Caro Roberto,
ti ringrazio molto per la tua email e per le tue parole.
Sentivo fin dall’inizio del mio percorso di separazione che la cosa più
importante fosse quella di mettersi d’accordo e raggiungere un’intesa con
mia moglie che consentisse il salvaguardare il bene del bambino ed il ruolo
di ambedue genitori, nonchè la presenza di entrambi nel processo di crescita
del figlio.
Parlando all’inizio con mia moglie gli ho espresso questo desiderio,
parlandogli dei valori di intesa su cui dovremmo basarci in questa
separazione, non fosse per altro per evitare gli errori che abbiamo commesso
durante il matrimonio.
Quanto ti ho scritto lo sento veramente Roberto, e con mia grande gioia ho
successivamente ritrovato i suddetti valori persino in una legge.
Sono mosso da quanto ti ho detto Roberto, e dall’amore che io per mio figlio
e che mio figlio ha per me.
Difficilmente troverai, infatti, parole di astio o rancore nei confronti di
mia moglie, proprio perchè non sono queste, seppur presenti, a motivarmi.
Solo Roberto che sto remando con una potente corrente contro ( e credimi ne
so qualcosa .. ero canottiere !!!)
Con mia moglie infatti c’è stata sempre poco intesa. Inoltre credo che lei
abbia rancori nei miei confronti. E come se non bastasse lei vuole il
controllo assoluto, di tutto e di tutti.
La situazione si complica, vero ?
Si, e fintantochè mia moglie penserà che sia una partita fra me e lei, non
ci saranno spazi perchè si possa parlare del bene del bambino.
Viviamo in paesino sperduto a sud di Lecce, anche se io sono di Bari
(viviamo qui a causa del lavoro di mia moglie). Tempo fa gli proposi un
centro di mediazione familiare a Bari (il C.R.I.S.I. S.c.a r.l., dove lavora
la Dr.ssa Dr Vanna, di cui sto leggendo dei libri).

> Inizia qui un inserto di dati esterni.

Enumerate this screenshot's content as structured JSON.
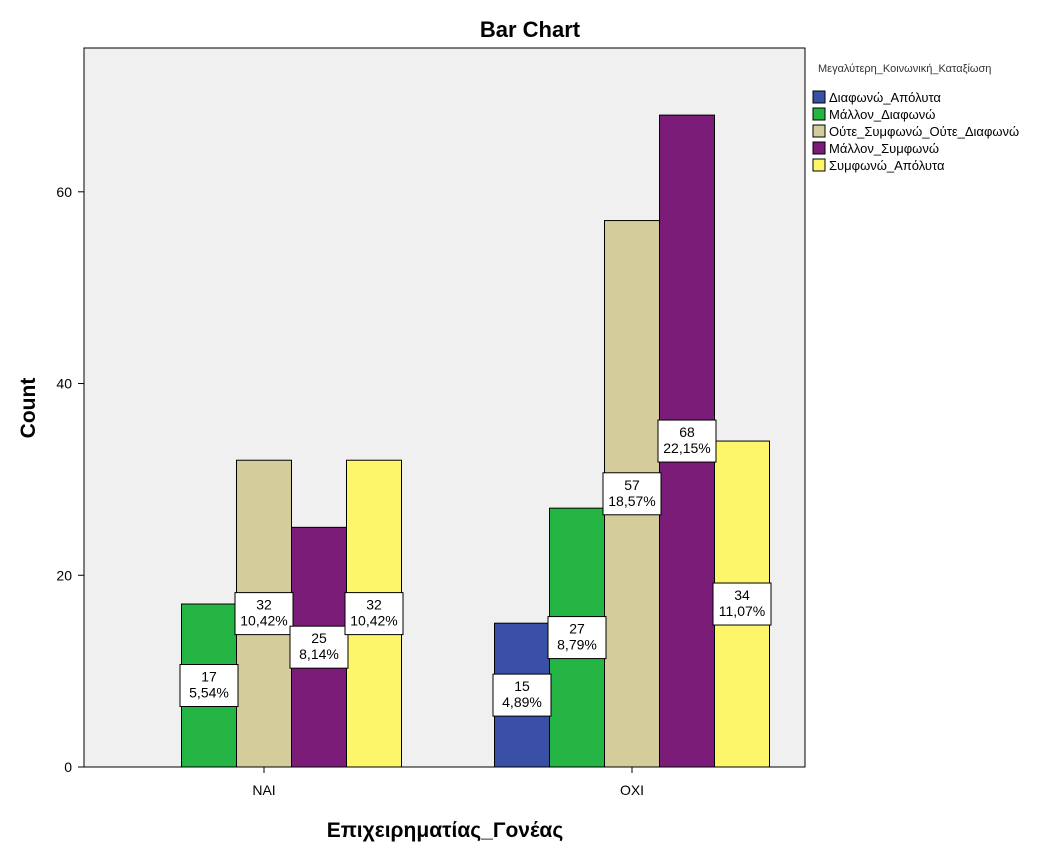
{
  "chart_data": {
    "type": "bar",
    "title": "Bar Chart",
    "xlabel": "Επιχειρηματίας_Γονέας",
    "ylabel": "Count",
    "categories": [
      "ΝΑΙ",
      "ΟΧΙ"
    ],
    "ylim": [
      0,
      75
    ],
    "yticks": [
      0,
      20,
      40,
      60
    ],
    "grid": false,
    "legend": {
      "title": "Μεγαλύτερη_Κοινωνική_Καταξίωση",
      "placement": "top-right"
    },
    "series": [
      {
        "name": "Διαφωνώ_Απόλυτα",
        "color": "#3a4fa6",
        "values": [
          null,
          15
        ],
        "labels": [
          "",
          "15\n4,89%"
        ]
      },
      {
        "name": "Μάλλον_Διαφωνώ",
        "color": "#25b545",
        "values": [
          17,
          27
        ],
        "labels": [
          "17\n5,54%",
          "27\n8,79%"
        ]
      },
      {
        "name": "Ούτε_Συμφωνώ_Ούτε_Διαφωνώ",
        "color": "#d4cc9a",
        "values": [
          32,
          57
        ],
        "labels": [
          "32\n10,42%",
          "57\n18,57%"
        ]
      },
      {
        "name": "Μάλλον_Συμφωνώ",
        "color": "#7b1d78",
        "values": [
          25,
          68
        ],
        "labels": [
          "25\n8,14%",
          "68\n22,15%"
        ]
      },
      {
        "name": "Συμφωνώ_Απόλυτα",
        "color": "#fdf56a",
        "values": [
          32,
          34
        ],
        "labels": [
          "32\n10,42%",
          "34\n11,07%"
        ]
      }
    ],
    "plot_background": "#f0f0f0"
  }
}
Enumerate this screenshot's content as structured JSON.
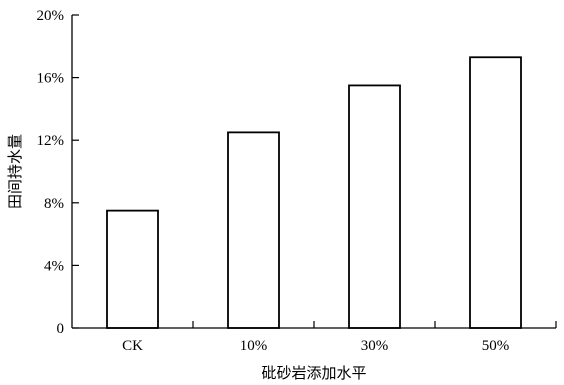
{
  "chart_data": {
    "type": "bar",
    "title": "",
    "xlabel": "砒砂岩添加水平",
    "ylabel": "田间持水量",
    "categories": [
      "CK",
      "10%",
      "30%",
      "50%"
    ],
    "values": [
      7.5,
      12.5,
      15.5,
      17.3
    ],
    "value_unit": "%",
    "ylim": [
      0,
      20
    ],
    "yticks": [
      0,
      4,
      8,
      12,
      16,
      20
    ],
    "ytick_labels": [
      "0",
      "4%",
      "8%",
      "12%",
      "16%",
      "20%"
    ],
    "grid": false,
    "legend": "none",
    "bar_fill": "#ffffff",
    "bar_stroke": "#000000"
  }
}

Ma per mia moglie è
troppo lontanto.
Così ne ho trovato un altro più vicino, l’Arancia di Annie a Lecce, di cui
oggi provo a parlargliene.
Come avrei capito nostro figlio è l’unica cosa che mi interessa. Per quanto
riguarda gli aspetti economici non sono un problema.
Il trovarmi un’altra casa l’ho messo in preventivo, ma tu per “vedere” mio
filgio intendi stare insieme nella casa che mi troverò vero ?
Ti chiedo questo perchè l’avvocato mi ha spaventato parecchio, perlandomi di
poter “vedere” mio figlio a determinati orari a casa della madre.
Ma per come è fatta mia moglie, questo sarebbe un’atrocità (passerebbe il
tempo a tenerci d’occhio.
Cosa altro potrei fare secondo te ?
Se per caso mi vedi messo male, sei autorizzato a mentirmi !
Un caro saluto,
Dario

Ciao Dario, sai le nostre storie si somigliano tutte, magari ci sono separazioni più conflittuali e magari più brutte ma alla fine noi papà soffriamo tutti x i nostri figli.
Non dobbiamo scoraggiarci, vedrai che riusciremo ad ottenere un vero affido condiviso..passerà tempo,non so quanto…x me ne è passato già tanto…oggi penso "spero non accada a mio figlio" e allora….devo continuare a lottare anche x lui.
Conosco un papà di Galatina,è un bravo papà..credo che avere altri papà vicino, sia utile.